This work investigates how linguistic structure can be learned solely from sentences, focusing on the statistical properties and sample complexity underlying parsing capabilities. To this end, we introduce a family of probabilistic context-free grammars (PCFGs) with controllable ambiguity and cross-scale dependencies, along with a hierarchical inference algorithm inspired by deep convolutional networks. Our theoretical analysis establishes formal connections among linguistic statistics, data quantity, and learnability. Empirical evaluations across architectures—including deep convolutional networks and Transformers—demonstrate that cross-scale correlations substantially enhance parsing performance, suggesting that hierarchical linguistic representations can naturally emerge from local statistical regularities in the data.

Understanding how the structure of language can be learned from sentences alone is a central question in both cognitive science and machine learning. Studies of the internal representations of Large Language Models (LLMs) support their ability to parse text when predicting the next word, while representing semantic notions independently of surface form.

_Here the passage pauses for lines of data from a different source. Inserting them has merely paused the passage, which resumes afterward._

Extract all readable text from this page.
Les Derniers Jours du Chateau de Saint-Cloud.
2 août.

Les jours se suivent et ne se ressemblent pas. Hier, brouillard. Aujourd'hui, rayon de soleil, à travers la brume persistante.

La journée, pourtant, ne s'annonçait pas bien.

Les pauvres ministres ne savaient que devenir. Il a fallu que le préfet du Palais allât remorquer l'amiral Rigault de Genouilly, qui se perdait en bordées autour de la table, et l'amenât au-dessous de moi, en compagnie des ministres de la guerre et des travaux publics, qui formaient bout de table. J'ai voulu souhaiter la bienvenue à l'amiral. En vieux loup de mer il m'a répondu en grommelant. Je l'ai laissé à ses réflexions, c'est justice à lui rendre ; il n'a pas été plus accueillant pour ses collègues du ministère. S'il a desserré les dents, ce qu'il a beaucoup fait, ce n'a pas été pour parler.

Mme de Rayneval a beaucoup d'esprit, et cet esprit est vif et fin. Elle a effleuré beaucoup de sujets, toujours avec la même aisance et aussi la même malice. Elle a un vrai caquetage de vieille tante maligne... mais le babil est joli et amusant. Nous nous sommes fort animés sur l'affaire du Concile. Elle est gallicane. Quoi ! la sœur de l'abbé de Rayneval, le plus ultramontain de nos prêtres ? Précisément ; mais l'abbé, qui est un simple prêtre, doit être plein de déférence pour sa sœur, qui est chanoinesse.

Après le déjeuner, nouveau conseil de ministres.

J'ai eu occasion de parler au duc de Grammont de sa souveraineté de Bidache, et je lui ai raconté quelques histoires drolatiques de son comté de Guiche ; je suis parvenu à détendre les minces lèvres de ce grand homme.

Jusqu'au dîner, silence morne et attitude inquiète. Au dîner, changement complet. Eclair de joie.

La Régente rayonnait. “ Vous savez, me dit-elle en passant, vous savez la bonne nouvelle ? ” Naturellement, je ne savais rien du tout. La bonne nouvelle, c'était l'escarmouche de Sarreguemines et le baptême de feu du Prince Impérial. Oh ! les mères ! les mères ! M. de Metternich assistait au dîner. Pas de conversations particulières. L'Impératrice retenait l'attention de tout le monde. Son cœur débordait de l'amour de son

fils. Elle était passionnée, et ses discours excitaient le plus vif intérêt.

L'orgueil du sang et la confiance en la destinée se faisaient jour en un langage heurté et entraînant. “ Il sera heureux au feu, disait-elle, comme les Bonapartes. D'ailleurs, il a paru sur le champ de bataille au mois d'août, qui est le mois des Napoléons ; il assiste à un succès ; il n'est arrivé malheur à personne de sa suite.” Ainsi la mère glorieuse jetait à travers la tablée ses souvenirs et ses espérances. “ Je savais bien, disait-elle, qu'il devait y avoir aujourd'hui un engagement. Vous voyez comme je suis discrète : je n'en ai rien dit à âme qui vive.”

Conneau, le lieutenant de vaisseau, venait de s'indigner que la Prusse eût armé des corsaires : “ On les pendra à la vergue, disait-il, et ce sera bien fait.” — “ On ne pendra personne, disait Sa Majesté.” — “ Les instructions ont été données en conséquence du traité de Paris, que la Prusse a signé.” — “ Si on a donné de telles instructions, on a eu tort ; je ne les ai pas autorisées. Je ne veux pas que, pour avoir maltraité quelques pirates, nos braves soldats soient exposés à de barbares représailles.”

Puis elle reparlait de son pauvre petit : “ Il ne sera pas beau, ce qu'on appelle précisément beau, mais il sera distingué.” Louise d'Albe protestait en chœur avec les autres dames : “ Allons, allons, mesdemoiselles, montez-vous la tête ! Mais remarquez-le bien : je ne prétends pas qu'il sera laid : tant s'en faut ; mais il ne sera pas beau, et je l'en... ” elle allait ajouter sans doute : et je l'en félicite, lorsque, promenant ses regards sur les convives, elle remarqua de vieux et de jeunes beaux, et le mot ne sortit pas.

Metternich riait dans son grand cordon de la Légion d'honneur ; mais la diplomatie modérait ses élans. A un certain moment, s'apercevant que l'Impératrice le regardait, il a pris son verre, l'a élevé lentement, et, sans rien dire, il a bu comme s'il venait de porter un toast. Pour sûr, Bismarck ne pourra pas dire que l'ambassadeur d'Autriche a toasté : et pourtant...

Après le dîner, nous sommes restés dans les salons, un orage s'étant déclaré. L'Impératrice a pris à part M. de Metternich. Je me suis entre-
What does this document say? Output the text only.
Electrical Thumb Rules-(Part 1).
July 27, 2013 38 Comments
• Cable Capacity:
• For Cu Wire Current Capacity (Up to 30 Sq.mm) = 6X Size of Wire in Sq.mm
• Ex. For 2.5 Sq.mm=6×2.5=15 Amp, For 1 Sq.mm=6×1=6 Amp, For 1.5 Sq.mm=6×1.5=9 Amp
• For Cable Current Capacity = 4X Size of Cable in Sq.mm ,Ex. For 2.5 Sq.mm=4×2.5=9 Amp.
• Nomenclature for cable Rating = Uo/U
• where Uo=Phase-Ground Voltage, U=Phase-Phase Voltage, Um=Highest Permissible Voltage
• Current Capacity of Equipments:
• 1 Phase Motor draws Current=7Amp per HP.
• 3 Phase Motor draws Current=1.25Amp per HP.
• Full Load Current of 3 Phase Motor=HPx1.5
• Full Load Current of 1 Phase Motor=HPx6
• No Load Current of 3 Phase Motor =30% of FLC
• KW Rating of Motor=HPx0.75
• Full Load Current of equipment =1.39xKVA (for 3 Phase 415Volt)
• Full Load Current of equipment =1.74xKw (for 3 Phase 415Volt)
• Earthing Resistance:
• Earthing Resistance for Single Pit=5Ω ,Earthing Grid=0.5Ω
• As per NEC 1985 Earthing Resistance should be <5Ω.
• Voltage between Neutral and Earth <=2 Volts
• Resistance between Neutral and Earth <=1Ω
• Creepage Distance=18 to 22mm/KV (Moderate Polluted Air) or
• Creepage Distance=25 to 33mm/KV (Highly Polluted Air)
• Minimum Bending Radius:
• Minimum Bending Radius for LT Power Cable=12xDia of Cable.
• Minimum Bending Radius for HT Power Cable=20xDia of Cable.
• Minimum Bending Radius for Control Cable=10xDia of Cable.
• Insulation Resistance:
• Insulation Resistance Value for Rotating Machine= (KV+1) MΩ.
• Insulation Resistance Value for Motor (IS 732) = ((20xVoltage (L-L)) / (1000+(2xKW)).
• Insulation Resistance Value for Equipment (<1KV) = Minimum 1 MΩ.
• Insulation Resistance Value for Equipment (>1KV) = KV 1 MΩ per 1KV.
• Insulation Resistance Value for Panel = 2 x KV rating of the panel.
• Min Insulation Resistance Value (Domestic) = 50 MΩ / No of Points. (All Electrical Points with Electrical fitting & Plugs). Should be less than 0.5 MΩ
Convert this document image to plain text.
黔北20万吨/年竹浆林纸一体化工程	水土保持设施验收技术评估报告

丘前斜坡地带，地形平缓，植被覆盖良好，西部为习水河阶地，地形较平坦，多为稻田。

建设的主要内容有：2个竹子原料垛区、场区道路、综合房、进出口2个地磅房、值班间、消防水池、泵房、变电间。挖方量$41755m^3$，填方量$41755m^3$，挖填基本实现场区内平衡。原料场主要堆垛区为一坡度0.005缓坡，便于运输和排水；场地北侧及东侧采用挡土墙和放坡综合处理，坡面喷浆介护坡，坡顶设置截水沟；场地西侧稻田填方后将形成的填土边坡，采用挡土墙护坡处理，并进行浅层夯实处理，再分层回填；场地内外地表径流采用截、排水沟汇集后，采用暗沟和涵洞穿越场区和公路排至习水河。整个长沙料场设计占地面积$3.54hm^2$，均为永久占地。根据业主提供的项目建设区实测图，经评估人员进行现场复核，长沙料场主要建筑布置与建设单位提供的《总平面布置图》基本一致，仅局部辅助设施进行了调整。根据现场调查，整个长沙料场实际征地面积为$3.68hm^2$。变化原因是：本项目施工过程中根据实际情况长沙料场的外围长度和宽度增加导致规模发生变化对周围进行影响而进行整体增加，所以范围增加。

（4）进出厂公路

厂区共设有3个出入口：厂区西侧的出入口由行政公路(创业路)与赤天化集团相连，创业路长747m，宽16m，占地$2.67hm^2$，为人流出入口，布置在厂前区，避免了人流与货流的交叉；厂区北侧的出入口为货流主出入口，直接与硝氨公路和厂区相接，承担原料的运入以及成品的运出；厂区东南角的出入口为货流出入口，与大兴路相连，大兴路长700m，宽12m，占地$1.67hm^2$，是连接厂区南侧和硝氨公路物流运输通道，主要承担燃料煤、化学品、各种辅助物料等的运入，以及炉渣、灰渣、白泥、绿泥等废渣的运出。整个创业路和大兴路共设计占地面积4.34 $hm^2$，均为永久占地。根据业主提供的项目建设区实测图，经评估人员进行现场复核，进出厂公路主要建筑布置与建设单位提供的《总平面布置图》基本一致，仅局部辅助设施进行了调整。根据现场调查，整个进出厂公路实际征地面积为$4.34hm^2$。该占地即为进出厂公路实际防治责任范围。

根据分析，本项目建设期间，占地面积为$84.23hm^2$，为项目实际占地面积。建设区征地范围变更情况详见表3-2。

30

Yet, which data statistics make these feats possible, and how much data is required, remain largely unknown. Probabilistic context-free grammars (PCFGs) provide a tractable testbed for studying these questions. However, prior work has focused either on the post-hoc characterization of the parsing-like algorithms used by trained networks; or on the learnability of PCFGs with fixed syntax, where parsing is unnecessary. Here, we (i) introduce a tunable class of PCFGs in which both the degree of ambiguity and the correlation structure across scales can be controlled; (ii) provide a learning mechanism -- an inference algorithm inspired by the structure of deep convolutional networks -- that links learnability and sample complexity to specific language statistics; and (iii) validate our predictions empirically across deep convolutional and transformer-based architectures. Overall, we propose a unifying framework where correlations at different scales lift local ambiguities, enabling the emergence of hierarchical representations of the data.